The balance of power between distributions and software authors
In a comment on my entry on how modern software controls dependencies because it helps software authors, Peter Donis raised a good and interesting point:
I understand the issue you are describing for software authors, but as a software user, if bundling static dependencies instead of using shared libraries means security vulnerabilities in software I'm using take longer to get fixed, then I'll just have to stop using that software altogether. And for the vast majority of software I use, I don't get it directly from the author; I get it from my distro, so what matters to me is how easily the distro can fix issues and push updates to me.
And the distro maintainers know that, and they know that users like me are depending on the distros to get those vulnerabilities fixed and push updates in a timely manner; so if particular software programs make it hard for them to do that, they have an incentive to stop packaging those programs. It seems to me that, if push comes to shove, the distros have the upper hand here. [...]
My view is that there is a somewhat complicated balance of power involved between software authors and distributions, all starting with the people who are actually using the software. This balance of power used to be strongly with distributions, but various aspects of modern software has shifted it toward software authors.
As a person using software, I want to, well, use the software, with as little hassle and as few security issues, bugs, and other problems as possible. Like most people I'm broadly indifferent to how this is done, because my goal is to use the software. However, how much aggravation people will put up with to use software depends on how important it is to them, and I'm no exception to this.
(This balance is individual, not universal; different people and organizations have different needs and priorities.)
If the software is not all that critical or important to me, my threshold for aggravation is low. In fact if the aggravation level is too high I may not even use the software. Here the distribution mostly holds the balance of power, as in Peter Donis' comment, because obtaining software through the distribution is often much easier (although that's changing). If the distribution refuses to package a particular piece of software and it's not that important, I may well do without; if it only packages an old version, that version can be good enough. Software authors may need to play along with what the distributions want or be left out in the cold.

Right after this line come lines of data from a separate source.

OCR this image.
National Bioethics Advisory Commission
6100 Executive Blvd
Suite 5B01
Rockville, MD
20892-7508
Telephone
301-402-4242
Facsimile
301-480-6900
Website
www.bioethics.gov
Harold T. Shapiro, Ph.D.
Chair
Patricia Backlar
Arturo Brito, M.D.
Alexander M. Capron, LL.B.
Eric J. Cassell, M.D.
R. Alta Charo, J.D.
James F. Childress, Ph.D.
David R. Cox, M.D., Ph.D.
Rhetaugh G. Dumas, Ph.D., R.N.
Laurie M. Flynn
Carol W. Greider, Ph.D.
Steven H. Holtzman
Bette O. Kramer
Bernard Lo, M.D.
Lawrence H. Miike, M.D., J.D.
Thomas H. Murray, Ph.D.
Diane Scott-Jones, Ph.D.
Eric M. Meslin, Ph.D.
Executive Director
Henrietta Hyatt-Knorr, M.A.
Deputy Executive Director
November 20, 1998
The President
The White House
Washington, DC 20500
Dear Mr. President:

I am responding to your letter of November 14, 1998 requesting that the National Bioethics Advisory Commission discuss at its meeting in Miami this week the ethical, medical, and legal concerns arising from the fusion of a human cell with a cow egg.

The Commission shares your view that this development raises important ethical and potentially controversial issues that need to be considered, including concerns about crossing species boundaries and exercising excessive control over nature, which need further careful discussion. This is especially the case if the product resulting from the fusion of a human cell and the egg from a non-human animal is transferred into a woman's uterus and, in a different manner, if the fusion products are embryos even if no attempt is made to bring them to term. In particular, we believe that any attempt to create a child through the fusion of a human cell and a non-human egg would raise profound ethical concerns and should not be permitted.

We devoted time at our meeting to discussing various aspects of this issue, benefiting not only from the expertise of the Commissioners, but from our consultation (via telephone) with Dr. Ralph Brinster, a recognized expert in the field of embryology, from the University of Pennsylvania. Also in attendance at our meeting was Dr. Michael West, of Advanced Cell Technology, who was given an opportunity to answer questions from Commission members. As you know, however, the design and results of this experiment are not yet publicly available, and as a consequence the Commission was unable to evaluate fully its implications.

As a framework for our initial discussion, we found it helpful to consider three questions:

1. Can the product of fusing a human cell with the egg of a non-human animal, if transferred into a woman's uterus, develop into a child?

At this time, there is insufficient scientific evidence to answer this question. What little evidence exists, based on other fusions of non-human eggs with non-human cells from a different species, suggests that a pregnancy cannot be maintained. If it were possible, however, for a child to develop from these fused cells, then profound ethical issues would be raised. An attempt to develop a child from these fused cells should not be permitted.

But if the software is important or critical to us, our threshold of aggravation is very high. Doing without or living with bugs fixed upstream in more recent versions becomes less and less of an option or is outright off the table. If we can use a distribution version we generally will, because that's less work, but if we have to we will abandon the distribution and work directly with the upstream version in one way or another. Here the software author holds the balance of power. The distributions can either go along with how the software author is working or be bypassed entirely.
(As an illustration of this power, we install the upstream versions of Prometheus and rspamd instead of the Ubuntu versions. And we use Grafana despite it not being packaged in Ubuntu 18.04.)

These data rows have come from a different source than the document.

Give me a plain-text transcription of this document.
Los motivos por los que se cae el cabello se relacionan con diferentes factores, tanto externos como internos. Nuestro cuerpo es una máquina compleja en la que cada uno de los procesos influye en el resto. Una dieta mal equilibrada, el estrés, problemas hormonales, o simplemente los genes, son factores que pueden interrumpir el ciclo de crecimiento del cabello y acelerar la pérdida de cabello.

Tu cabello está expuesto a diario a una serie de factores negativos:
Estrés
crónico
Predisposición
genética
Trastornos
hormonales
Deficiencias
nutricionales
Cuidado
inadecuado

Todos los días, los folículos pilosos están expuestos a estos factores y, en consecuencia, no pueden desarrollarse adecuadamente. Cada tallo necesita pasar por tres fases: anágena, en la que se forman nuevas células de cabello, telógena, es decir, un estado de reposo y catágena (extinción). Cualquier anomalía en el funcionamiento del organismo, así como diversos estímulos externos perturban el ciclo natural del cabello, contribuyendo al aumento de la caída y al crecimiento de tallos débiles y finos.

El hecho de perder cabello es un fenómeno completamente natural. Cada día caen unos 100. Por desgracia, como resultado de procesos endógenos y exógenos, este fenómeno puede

This means that one of factors in the balance of power is what sort of software it is, which goes a long way to determining how critical it is to people. The authors of a utility program usually have a lot less leverage than the authors of important services. Authors of important services are also much more exposed to people's anger if distributions make mistakes, as they do every so often, which gives these software authors some biases.
Modern software ecologies like Rust, Python, NPM, and Go have shifted this balance of power in an important way, especially for things like utility programs, because all of them provide a simple way for people to install a program straight from its authors, bypassing the distribution. I don't think that the ecologies are deliberately trying to make distributions obsolete, but they do have a strong motivation to remove the distributions as gatekeepers. No distribution will ever package all of the software that's written in any language, so the easier the language makes it to install software outside of a distribution, the more software written in it will be used and spread.
(These ecologies do somewhat less well at letting you easily keep the programs you've installed up to date, but I suspect that that will come with time. Also, pragmatically a lot of people don't really worry about that for a lot of programs, especially utility programs.)
Sidebar: The historical balance of power shift
In the old days, it was often difficult (and time consuming) to either compile your own version of something written in C (or C++) or obtain a working binary from upstream. For building, there was no standard build system, you often had to pick a bunch of install time options, and you might need to do this for a whole collection of dependencies (which you would need to install somewhere that building the main program could find). For binaries, you had to deal with shared library versions and ABI issues. Distributions did all of this work for you, and it was hard work.
Modern software environments like Rust, Go, NPM, and Python change both the binary and the build your own side of this. Rust and Go statically link everything by default and produce binaries that are often universal across, eg, Linux on 64-bit x86, making it basically trouble free to get the upstream one. For building your own, all of them have single commands that fetch and build most programs for you, including the right versions of all of their dependencies.